Streik im Personenverkehr hat begonnen
Durch den erneuten Streik der Lokführer-Gewerkschaft GDL wird es für Bahnkunden aus dem RSG-Land heute und morgen schwieriger, ans Ziel zu kommen. Im Fernverkehr der Bahn fällt der Großteil der Verbindung komplett aus. Aber auch Pendler im Nahverkehr dürften den Streik zu spüren bekommen. Die S-Bahn 1 von Solingen nach Düsseldorf bzw. Dortmund ist direkt vom Streik betroffen, weil sie von der DB selbst betrieben wird. Die Bahn hat aber einen Ersatzfahrplan aufgestellt: Einmal pro Stunde soll die S1 fahren. Die S7 von Abellio und die Regionalzüge von Nationalexpress werden nicht bestreikt, weil die privaten Betreiber eigene Tarifverträge mit den Gewerkschaften haben. Durch blockierte Gleise oder nicht besetzte Stellwerke kann es trotzdem auch beim Müngstener, beim RE7 und der RB 48 zu Ausfällen und Verspätungen kommen.
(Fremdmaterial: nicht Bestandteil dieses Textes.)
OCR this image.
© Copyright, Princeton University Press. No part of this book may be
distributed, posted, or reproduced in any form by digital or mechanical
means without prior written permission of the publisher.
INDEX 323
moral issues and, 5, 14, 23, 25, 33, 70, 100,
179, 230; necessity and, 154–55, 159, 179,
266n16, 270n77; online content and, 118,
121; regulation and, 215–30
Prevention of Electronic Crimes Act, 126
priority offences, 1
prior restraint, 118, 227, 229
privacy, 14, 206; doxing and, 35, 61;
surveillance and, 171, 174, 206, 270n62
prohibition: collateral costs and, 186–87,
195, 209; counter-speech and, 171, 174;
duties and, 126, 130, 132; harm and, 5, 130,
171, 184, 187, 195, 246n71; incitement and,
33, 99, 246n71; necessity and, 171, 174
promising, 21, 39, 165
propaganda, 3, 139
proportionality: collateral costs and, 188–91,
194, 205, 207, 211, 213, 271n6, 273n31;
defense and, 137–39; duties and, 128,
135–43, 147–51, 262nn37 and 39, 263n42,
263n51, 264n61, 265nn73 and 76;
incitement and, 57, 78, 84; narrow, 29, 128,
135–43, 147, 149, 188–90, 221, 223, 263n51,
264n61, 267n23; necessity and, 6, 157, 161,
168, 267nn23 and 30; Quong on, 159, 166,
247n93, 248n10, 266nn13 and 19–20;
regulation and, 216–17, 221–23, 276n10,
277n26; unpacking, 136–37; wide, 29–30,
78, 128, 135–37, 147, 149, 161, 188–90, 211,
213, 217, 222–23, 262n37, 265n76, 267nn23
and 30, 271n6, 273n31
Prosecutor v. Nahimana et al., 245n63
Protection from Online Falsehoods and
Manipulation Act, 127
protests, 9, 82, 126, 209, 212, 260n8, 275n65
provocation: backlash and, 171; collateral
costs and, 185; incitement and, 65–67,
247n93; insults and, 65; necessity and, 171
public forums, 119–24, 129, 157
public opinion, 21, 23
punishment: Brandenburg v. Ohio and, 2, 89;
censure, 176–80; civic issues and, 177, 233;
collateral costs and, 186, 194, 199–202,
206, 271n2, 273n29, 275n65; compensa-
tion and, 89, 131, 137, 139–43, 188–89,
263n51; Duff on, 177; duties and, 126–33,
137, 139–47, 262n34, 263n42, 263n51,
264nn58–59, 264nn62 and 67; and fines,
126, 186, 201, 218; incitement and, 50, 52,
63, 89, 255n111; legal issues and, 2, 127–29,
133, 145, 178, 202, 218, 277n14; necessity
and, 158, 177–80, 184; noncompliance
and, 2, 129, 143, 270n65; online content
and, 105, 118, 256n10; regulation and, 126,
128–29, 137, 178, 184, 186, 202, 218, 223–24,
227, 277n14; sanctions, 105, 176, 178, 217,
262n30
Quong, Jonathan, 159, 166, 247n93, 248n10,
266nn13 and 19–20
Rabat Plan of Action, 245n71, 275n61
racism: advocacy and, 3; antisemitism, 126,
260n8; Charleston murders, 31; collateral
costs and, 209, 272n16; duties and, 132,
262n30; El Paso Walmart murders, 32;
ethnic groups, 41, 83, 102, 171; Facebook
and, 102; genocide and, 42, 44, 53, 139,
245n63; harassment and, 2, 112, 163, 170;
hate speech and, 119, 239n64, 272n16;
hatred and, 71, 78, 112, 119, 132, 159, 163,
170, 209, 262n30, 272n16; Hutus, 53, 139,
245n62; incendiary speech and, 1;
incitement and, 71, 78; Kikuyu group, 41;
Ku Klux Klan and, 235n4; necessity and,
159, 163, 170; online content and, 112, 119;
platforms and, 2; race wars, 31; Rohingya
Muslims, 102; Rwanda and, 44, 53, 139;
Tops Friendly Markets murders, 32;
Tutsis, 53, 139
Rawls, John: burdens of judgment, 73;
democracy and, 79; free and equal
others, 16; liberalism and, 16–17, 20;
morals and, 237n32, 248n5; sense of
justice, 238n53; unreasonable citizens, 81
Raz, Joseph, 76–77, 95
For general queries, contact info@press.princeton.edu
Der GDL-Streik im Personenverkehr geht von Montag, 2 Uhr, bis Mittwoch, 2 Uhr.
Die Deutsche Bahn hatte zuvor angekündigt für 2021 eine Corona-Prämie mit an den Verhandlungstisch zu bringen. DB-Personalvorstand Martin Seiler: "Wir haben immer gesagt, dass Lösungen rasch möglich sind. Dieser Schritt ist erneut ein starkes Signal der Einigungsbereitschaft. Mit einer Corona-Prämie kommen wir einem wichtigen Anliegen der Gewerkschaften entgegen." Die GDL hatte das Angebot der Bahn gestern als vermeintliches Scheinangebot abgelehnt.
Veröffentlicht: Montag, 23.08.2021 03:45
Infos der Deutschen Bahn zum Streik
Der zweite Streik der Gewerkschaft Deutscher Lokführer (GDL) hat auch im Personenverkehr begonnen. Im Fern- und Nahverkehr bietet die Deutschen Bahn erneut ein verlässliches Grundangebot. Die Verkehre sind stabil angelaufen.
Im Fernverkehr ist das bundesweite Angebot auf rund ein Viertel reduziert. Im Regional- und S-Bahnverkehr will die DB rund 40 Prozent der Züge fahren. Jedoch schwankt die Anzahl der angebotenen Züge je nach Region stark. Streikschwerpunkt sind erneut die östlichen Bundesländer.
Trotz des verlässlichen Grundangebots kann die DB nicht garantieren, dass alle Reisenden wie gewünscht an ihr Ziel kommen. Wer kann, sollte seine Reise auf die Zeit nach dem Streik verschieben. Wem ein Umplanen nicht möglich ist, sollte auf jeden Fall einen Sitzplatz reservieren.
Der Ersatzfahrplan für den Fern- und Regionalverkehr ist in der Fahrplanauskunft auf bahn.de und in der App DB Navigator abrufbar. Informationen dazu gibt es auch bei der kostenlosen Streikhotline unter 08000 99 66 33.
Erweiterte Kulanzregelungen
Flexible Nutzungsmöglichkeit ausgedehnt: Alle bereits gebuchten Fahrkarten des Fernverkehrs für Strecken, die vom 23. bis einschließlich 24. August vom GDL-Streik betroffen sind, behalten ihre Gültigkeit und können bis einschließlich 4. September flexibel genutzt werden. Bei entsprechenden Sparpreisen und Super Sparpreisen ist die Zugbindung aufgehoben. Für die Weiterfahrt können auch andere Züge genutzt werden, dies gilt auch für Züge des Nahverkehrs (RE, RB, IRE und S-Bahn). Zudem können Fahrkarten kostenfrei erstattet werden.
Die Fahrradmitnahme ist in den verkehrenden Fernverkehrszügen nur möglich, wenn dort bereits ein Stellplatz reserviert ist. Als Service für jene Fernverkehrsreisende mit gebuchtem Stellplatz, deren Zug streikbedingt ausfällt, bietet die DB einen kostenlosen Fahrradversand per DB Gepäckservice.